LAWSUIT AGAINST PET GROOMING FACILITY AND ITS OPERATOR VIABLE, NOTWITHSTANDING THAT PLAINTIFF DID NOT SUE THE DOG’S OWNER
Ramos v. Bastos, 47 Fla. L. Weekly D1355 (Fla. 3rd DCA June 22, 2022):
While the plaintiff’s dog was being groomed, another dog bit his dog. The plaintiff sued the pet grooming facility and the operator, alleging that the defendants owed a duty of care to all business invitees lawfully on the property, to operate the pet grooming service in a manner that avoids injury to persons and property.
The trial court entered summary judgment for the defendants, finding that they failed to sue the owner of the attacking dog who was an indispensable party. The trial court cited §767.04 and §767.01 regarding strict liability of the owner.
The appellate court reversed.

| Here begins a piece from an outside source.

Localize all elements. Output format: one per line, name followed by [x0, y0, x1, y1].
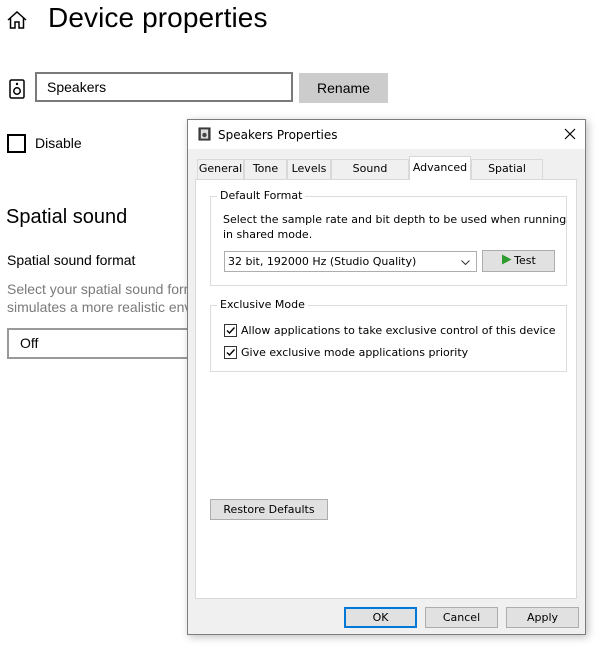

It found that while an owner may be strictly liable, that does not mean that a plaintiff may not bring a common law negligence claim against keepers or custodians of dogs (who are not named in the dog bite statutes).

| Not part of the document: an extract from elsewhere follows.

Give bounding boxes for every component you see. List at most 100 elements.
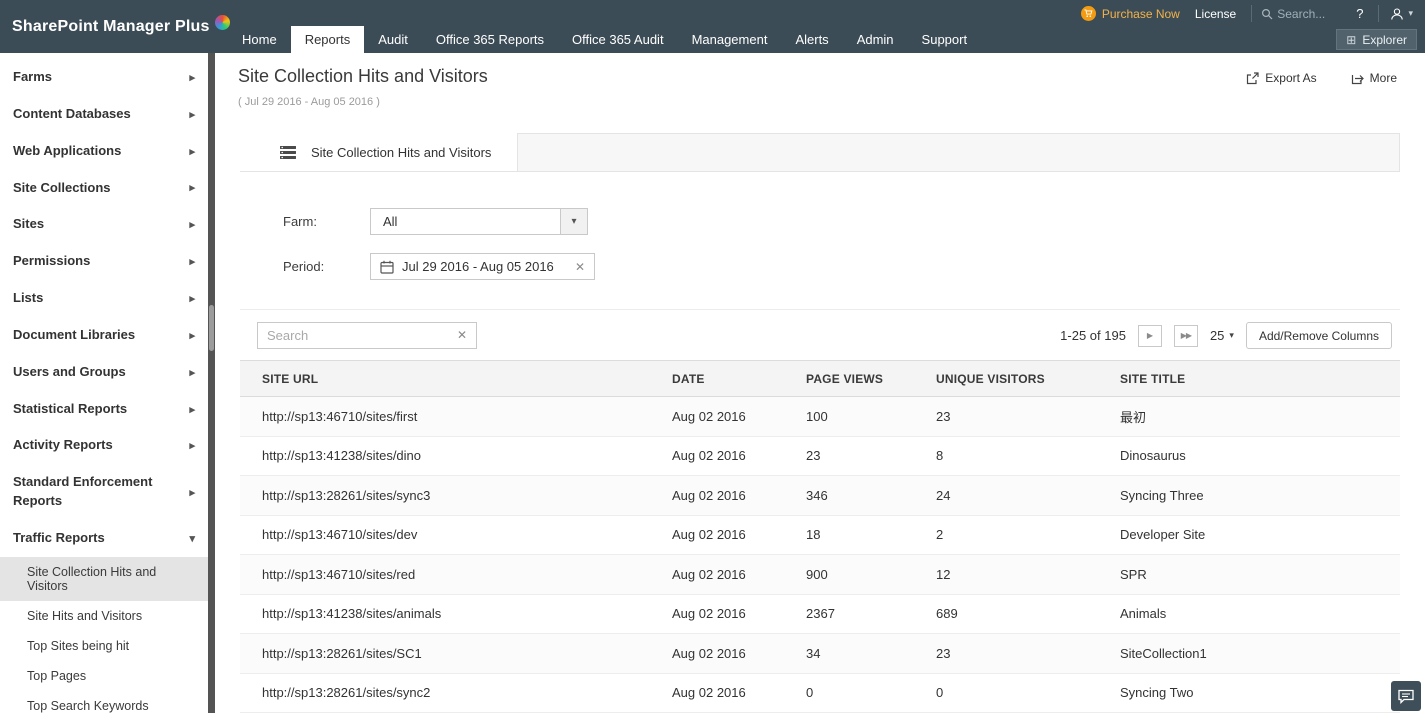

TRIAL COURT ERRED BY SUA SPONTE TRANSFERRING VENUE WITHOUT ANY SHOWING THAT THE CHOSEN VENUE WAS IMPROPER OR TRANSFER WAS APPROPRIATE ON FORUM NON CONVENIENS GROUNDS
Total MD Orthopedics v. GEICO, 47 Fla. L. Weekly D1316 (Fla. 4th DCA June 22, 2022):
TRIAL COURT ABUSED DISCRETION BY DENYING MOTION TO VACATE DISMISSAL ASSERTING A CALENDARING ERROR BY ATTORNEY’S STAFF FOR FAILURE TO ATTEND A CASE MANAGEMENT CONFERENCE
Pierre v. American Security Ins. Co., 47 Fla. L. Weekly D1361 (Fla. 4th DCA June 22, 2022):
The court considered the case en banc to recede from language in Arriechi v. Bianchi, 318 So. 3d 4 (Fla. 4th DCA 2021) as it applied to cases involving plaintiffs’ cases. The court distinguished Arriechi, because it involved the absence of an affidavit to support the motion and a delay in the attempt to set aside the judgment. The court found that the four month delay was neither reasonable time nor compliant with due diligence under Rule 1.540(b).

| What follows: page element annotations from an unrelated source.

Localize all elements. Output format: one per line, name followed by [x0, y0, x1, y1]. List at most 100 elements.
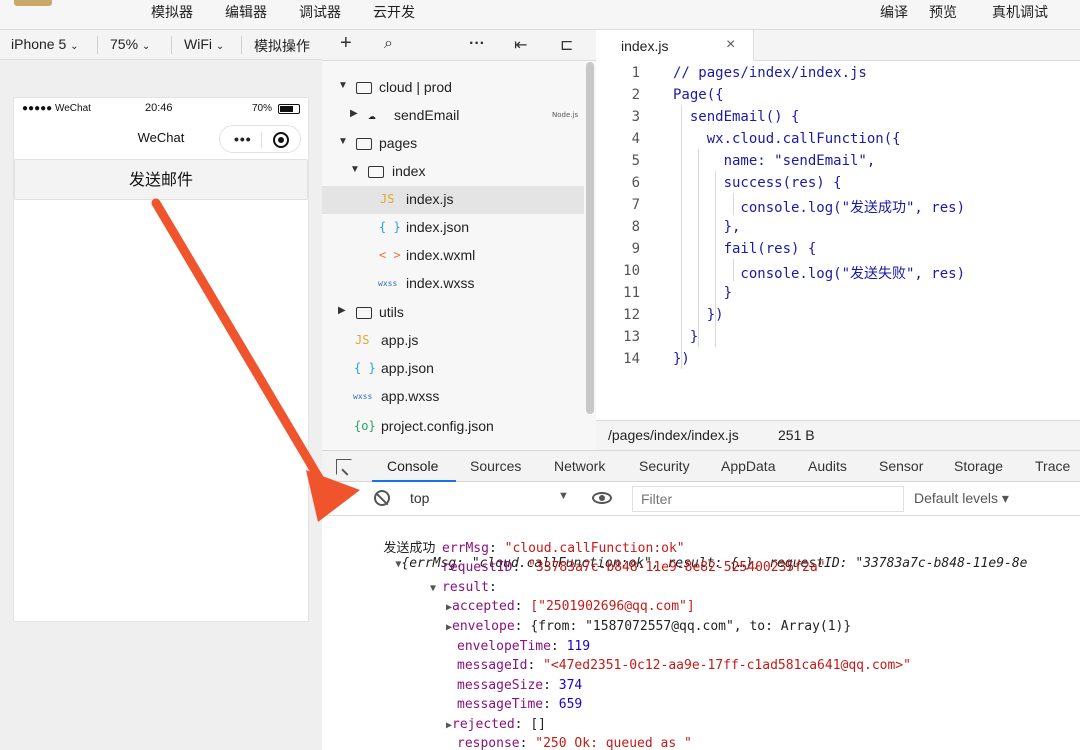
code-editor[interactable]: 1 2 3 4 5 6 7 8 9 10 11 12 13 14 // page…	[596, 61, 1080, 420]
tree-item-app-js[interactable]: JS app.js	[322, 327, 584, 355]
battery-percent: 70%	[252, 103, 273, 114]
tree-item-label: pages	[379, 135, 418, 151]
tree-item-app-json[interactable]: { } app.json	[322, 355, 584, 383]
chevron-down-icon: ⌄	[70, 41, 79, 52]
tab-index-js[interactable]: index.js ×	[596, 30, 754, 61]
add-icon[interactable]: +	[340, 32, 352, 55]
tab-label: index.js	[621, 38, 669, 54]
collapse-icon[interactable]: ⇤	[514, 35, 527, 55]
line-number: 3	[631, 109, 640, 125]
code-line: // pages/index/index.js	[673, 65, 867, 81]
phone-nav-bar: WeChat •••	[14, 120, 308, 158]
menu-debugger[interactable]: 调试器	[299, 2, 341, 22]
json-file-icon: { }	[354, 361, 376, 375]
tree-item-utils[interactable]: ▶ utils	[322, 299, 584, 327]
tree-item-index-json[interactable]: { } index.json	[322, 214, 584, 242]
more-icon[interactable]: ···	[469, 35, 485, 53]
json-file-icon: { }	[379, 220, 401, 234]
console-entry: response: "250 Ok: queued as "	[457, 736, 692, 750]
menu-cloud-dev[interactable]: 云开发	[373, 2, 415, 22]
expand-right-icon: ▶	[350, 108, 358, 119]
file-tree: ▼ cloud | prod ▶ ☁ sendEmail Node.js ▼ p…	[322, 61, 596, 450]
wxss-file-icon: wxss	[378, 279, 398, 288]
wxml-file-icon: < >	[379, 248, 401, 262]
context-select[interactable]: top	[410, 490, 429, 506]
network-select[interactable]: WiFi ⌄	[184, 36, 224, 52]
zoom-select[interactable]: 75% ⌄	[110, 36, 150, 52]
log-levels-select[interactable]: Default levels ▾	[914, 490, 1009, 507]
tree-item-label: project.config.json	[381, 418, 494, 434]
console-entry[interactable]: ▶envelope: {from: "1587072557@qq.com", t…	[446, 619, 851, 634]
console-entry[interactable]: ▶rejected: []	[446, 717, 546, 732]
tree-item-app-wxss[interactable]: wxss app.wxss	[322, 383, 584, 411]
console-entry: requestID: "33783a7c-b848-11e9-8e82-5254…	[442, 560, 826, 575]
send-email-button[interactable]: 发送邮件	[14, 159, 308, 200]
tree-item-project-config[interactable]: {o} project.config.json	[322, 413, 584, 441]
log-label: 发送成功	[383, 541, 436, 556]
console-filter-input[interactable]	[632, 486, 904, 512]
menu-editor[interactable]: 编辑器	[225, 2, 267, 22]
capsule-menu[interactable]: •••	[219, 125, 301, 153]
close-target-icon[interactable]	[273, 132, 289, 148]
divider	[97, 36, 98, 54]
code-line: console.log("发送成功", res)	[673, 200, 966, 216]
tree-item-pages[interactable]: ▼ pages	[322, 130, 584, 158]
code-line: wx.cloud.callFunction({	[673, 131, 901, 147]
tab-appdata[interactable]: AppData	[721, 458, 775, 474]
tree-item-label: app.json	[381, 360, 434, 376]
file-tree-scrollbar[interactable]	[586, 62, 594, 414]
clear-console-icon[interactable]	[374, 490, 390, 506]
editor-status-bar: /pages/index/index.js 251 B	[596, 420, 1080, 450]
tab-audits[interactable]: Audits	[808, 458, 847, 474]
eye-icon[interactable]	[592, 492, 612, 504]
console-entry[interactable]: ▼ result:	[430, 580, 497, 595]
tab-network[interactable]: Network	[554, 458, 605, 474]
tree-item-index-folder[interactable]: ▼ index	[322, 158, 584, 186]
expand-down-icon: ▼	[338, 80, 348, 91]
tree-item-label: index.js	[406, 191, 454, 207]
expand-down-icon[interactable]: ▼	[430, 583, 442, 594]
tab-storage[interactable]: Storage	[954, 458, 1003, 474]
expand-down-icon: ▼	[338, 136, 348, 147]
inspect-element-icon[interactable]	[336, 459, 353, 476]
tab-sensor[interactable]: Sensor	[879, 458, 923, 474]
tree-item-label: utils	[379, 304, 404, 320]
tree-item-index-wxss[interactable]: wxss index.wxss	[322, 270, 584, 298]
menu-bar: 模拟器 编辑器 调试器 云开发 编译 预览 真机调试	[0, 0, 1080, 30]
console-entry[interactable]: ▶accepted: ["2501902696@qq.com"]	[446, 599, 695, 614]
console-entry: messageSize: 374	[457, 678, 583, 693]
search-icon[interactable]: ⌕	[384, 35, 393, 53]
line-number: 1	[631, 65, 640, 81]
folder-icon	[356, 307, 372, 319]
code-line: console.log("发送失败", res)	[673, 266, 966, 282]
tab-security[interactable]: Security	[639, 458, 690, 474]
tree-item-sendemail[interactable]: ▶ ☁ sendEmail Node.js	[322, 102, 584, 130]
tree-item-label: index	[392, 163, 426, 179]
tab-sources[interactable]: Sources	[470, 458, 521, 474]
expand-down-icon[interactable]: ▼	[383, 559, 401, 570]
menu-simulator[interactable]: 模拟器	[151, 2, 193, 22]
more-icon[interactable]: •••	[234, 131, 252, 147]
js-file-icon: JS	[380, 192, 395, 206]
tree-item-index-js[interactable]: JS index.js	[322, 186, 584, 214]
tree-item-cloud-prod[interactable]: ▼ cloud | prod	[322, 74, 584, 102]
divider	[261, 132, 262, 148]
caret-down-icon[interactable]: ▼	[558, 490, 569, 502]
line-number: 4	[631, 131, 640, 147]
device-select[interactable]: iPhone 5 ⌄	[11, 36, 79, 52]
line-number: 7	[631, 197, 640, 213]
tab-console[interactable]: Console	[387, 458, 438, 474]
code-line: })	[673, 351, 690, 367]
menu-preview[interactable]: 预览	[929, 2, 957, 22]
console-entry: envelopeTime: 119	[457, 639, 591, 654]
line-number: 6	[631, 175, 640, 191]
console-entry: errMsg: "cloud.callFunction:ok"	[442, 541, 685, 556]
code-line: }	[673, 329, 699, 345]
tab-trace[interactable]: Trace	[1035, 458, 1070, 474]
split-icon[interactable]: ⊏	[560, 35, 573, 55]
tree-item-index-wxml[interactable]: < > index.wxml	[322, 242, 584, 270]
menu-compile[interactable]: 编译	[880, 2, 908, 22]
line-number: 10	[623, 263, 640, 279]
menu-remote-debug[interactable]: 真机调试	[992, 2, 1048, 22]
close-icon[interactable]: ×	[726, 36, 735, 54]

In this case, the plaintiff moved timely (five weeks) to vacate the final judgment. Additionally, the court wrote to explain that a plaintiff cannot “have a meritorious defense” and so the failure to assert one cannot be a basis for rejecting the affidavit when a plaintiff moves to set aside a default.
TRIAL COURT SHOULD HAVE DISMISSED PLAINTIFF’S CASE FOR FAILURE TO COMPLY WITH STATUTORY PRESUIT REQUIREMENTS – THE PRESUIT EXPERT OPINION LETTER WAS NOT VERIFIED WITH AN OATH, AND THE EXPERT FAILED TO INCLUDE ANYTHING TO BE CONSTRUED AS A WRITTEN DECLARATION UNDER SECTION 92.525(2)
Andary v. Walsh, 47 Fla. L. Weekly D1370 (Fla. 2nd DCA June 24, 2022):
Under Section 766.203(2), prior to issuing a notification of an intent to initiate medical negligence litigation, a claimant has to conduct an investigation, and provide corroboration of reasonable grounds to initiate a medical negligence litigation, which requires a “verified written medical expert opinion from a medical expert.”
Here, the plaintiff provided a corroborating letter from a physician detailing the physician’s opinions regarding the negligence in the case. The letter lacked any language that could reasonably be construed as a “verification” on the part of the doctor.
While the physician’s signature was notarized, there was no attestation, authentication, oath or verification on what the notarization was there for. By all appearances, the letter was simply stamped, dated, and signed.
Because this letter was unverified, it did not satisfy the demands of section 766.203(2)(b). It also failed to fulfill section 92.525(1)(a) because it did not appear that the doctor took an oath or made an affirmation regarding the letter, nor did it contain anything that would constitute a written declaration.